Thank you for this, well said.
I love Scott Hahn’s book! Highly recommend it! Actually, I highly recommend all his books. ❤️ Thank you, Roseanna, and may you and your loved ones have a holy Triduum beautiful, blessed Easter!
These are such beautiful thoughts. It’s interesting because we have a new younger Pastor of our church who has been here for over a year. Our prior pastor had been here for 35 years and was much beloved. He sadly passed away this year.

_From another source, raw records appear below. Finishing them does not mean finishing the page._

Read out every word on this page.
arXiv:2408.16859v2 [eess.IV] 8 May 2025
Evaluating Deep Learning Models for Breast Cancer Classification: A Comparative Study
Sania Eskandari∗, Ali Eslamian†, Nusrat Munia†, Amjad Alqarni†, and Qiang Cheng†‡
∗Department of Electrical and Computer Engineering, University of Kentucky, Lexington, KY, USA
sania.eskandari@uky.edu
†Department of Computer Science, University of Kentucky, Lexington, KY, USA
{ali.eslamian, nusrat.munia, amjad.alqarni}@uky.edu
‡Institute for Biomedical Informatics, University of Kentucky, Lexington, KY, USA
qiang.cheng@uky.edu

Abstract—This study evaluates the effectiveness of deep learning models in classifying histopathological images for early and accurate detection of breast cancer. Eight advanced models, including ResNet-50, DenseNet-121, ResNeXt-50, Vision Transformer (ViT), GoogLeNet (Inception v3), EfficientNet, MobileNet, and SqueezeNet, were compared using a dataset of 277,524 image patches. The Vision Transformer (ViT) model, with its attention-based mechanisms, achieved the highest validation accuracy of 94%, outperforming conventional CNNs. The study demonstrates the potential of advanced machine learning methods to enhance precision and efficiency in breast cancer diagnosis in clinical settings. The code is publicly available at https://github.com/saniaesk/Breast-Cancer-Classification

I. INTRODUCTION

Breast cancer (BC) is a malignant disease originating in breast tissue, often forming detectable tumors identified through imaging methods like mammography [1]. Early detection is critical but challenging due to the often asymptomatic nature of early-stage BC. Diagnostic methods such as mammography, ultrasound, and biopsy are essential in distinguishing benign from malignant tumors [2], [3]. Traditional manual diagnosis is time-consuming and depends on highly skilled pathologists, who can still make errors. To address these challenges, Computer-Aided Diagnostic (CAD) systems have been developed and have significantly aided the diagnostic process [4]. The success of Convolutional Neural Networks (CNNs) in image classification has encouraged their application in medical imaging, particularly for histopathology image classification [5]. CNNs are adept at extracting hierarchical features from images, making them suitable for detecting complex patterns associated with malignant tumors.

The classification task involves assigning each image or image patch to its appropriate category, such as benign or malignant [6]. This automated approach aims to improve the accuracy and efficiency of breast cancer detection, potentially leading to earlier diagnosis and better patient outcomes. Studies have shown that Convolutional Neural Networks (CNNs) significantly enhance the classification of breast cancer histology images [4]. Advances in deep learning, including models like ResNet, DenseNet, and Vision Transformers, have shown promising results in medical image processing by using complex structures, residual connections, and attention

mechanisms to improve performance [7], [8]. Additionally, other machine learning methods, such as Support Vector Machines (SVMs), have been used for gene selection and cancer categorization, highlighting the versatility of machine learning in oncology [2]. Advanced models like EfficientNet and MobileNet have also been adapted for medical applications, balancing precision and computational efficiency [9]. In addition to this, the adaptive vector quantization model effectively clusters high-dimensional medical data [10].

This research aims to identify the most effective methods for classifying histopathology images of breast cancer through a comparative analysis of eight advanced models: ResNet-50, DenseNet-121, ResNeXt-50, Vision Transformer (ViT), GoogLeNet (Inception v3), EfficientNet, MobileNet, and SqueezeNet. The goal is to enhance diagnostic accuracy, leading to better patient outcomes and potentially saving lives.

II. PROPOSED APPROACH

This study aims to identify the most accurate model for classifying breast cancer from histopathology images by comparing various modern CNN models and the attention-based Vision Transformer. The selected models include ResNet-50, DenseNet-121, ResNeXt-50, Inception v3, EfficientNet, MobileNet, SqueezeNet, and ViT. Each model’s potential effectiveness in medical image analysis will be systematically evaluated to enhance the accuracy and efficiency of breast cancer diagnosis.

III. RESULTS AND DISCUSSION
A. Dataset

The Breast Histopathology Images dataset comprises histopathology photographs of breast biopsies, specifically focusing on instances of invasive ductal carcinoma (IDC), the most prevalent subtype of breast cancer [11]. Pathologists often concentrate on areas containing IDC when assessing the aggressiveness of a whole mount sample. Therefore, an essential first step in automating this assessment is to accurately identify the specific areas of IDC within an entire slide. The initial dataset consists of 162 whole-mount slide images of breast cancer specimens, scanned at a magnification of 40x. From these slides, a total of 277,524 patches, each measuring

Because we have an older church community, many of our parishioners, including myself, had a difficult time adjusting to his new ways of doing things. As time went on, I realized and made that same analogy that he was now leading us to the Promised Land. As a result, I know I became really open to our new Pastor because he has the same goal as our prior Pastor but is manifesting it in his ways and traditions and that should be our focus as a parish community. I even sent that analogy to him because I really wanted him to feel that he would be embraced by the parish community but it might take some time. Unfortunately, some people left our church because they focused on our beloved Pastor and not on our mission as Catholics. I really love our new Pastor because his traditions have increased my faith and spirituality because he is an excellent speaker and teaches us and leads us by his words and actions. I had been a Lector for 7 years and had to give it up because of work and travel commitments plus COVID changed things for a while. When we were able to return to physical attendance, I volunteered to be a Lector again because our new Pastor reminded me about what our faith should be all about. I also participated in the Bible in a year study that was offered in the Halli application. I finally learned about what I was reading and what it meant. I try to pass the importance of the words in the Bible on to the parishioners when I say the Scriptural readings slowly and with emphasis when required. I can only hope that other people will eventually be enriched in their faith and focus not on comparisons between Pastors but on how he is leading us through words and actions. We are having our First Living Stations of the Cross tomorrow with some of the youth of the parish playing them out. I also excited to see how it goes. I talked to a couple of altar servers who will be participating and they are so excited to be doing this. They represent the future of our Church and faith. I apologize for this lengthy comment but I felt compelled to share especially during this Sacred Tridium. When attending Mass, I now feel that I have learned to participate in the Mass with my heart and soul and not just be a attendee who goes just to fulfill an obligation. May all of you have a Blessed Easter! Thanks, Roseanna, for your ministry and sharing it with us. We should continue to grow in our faith.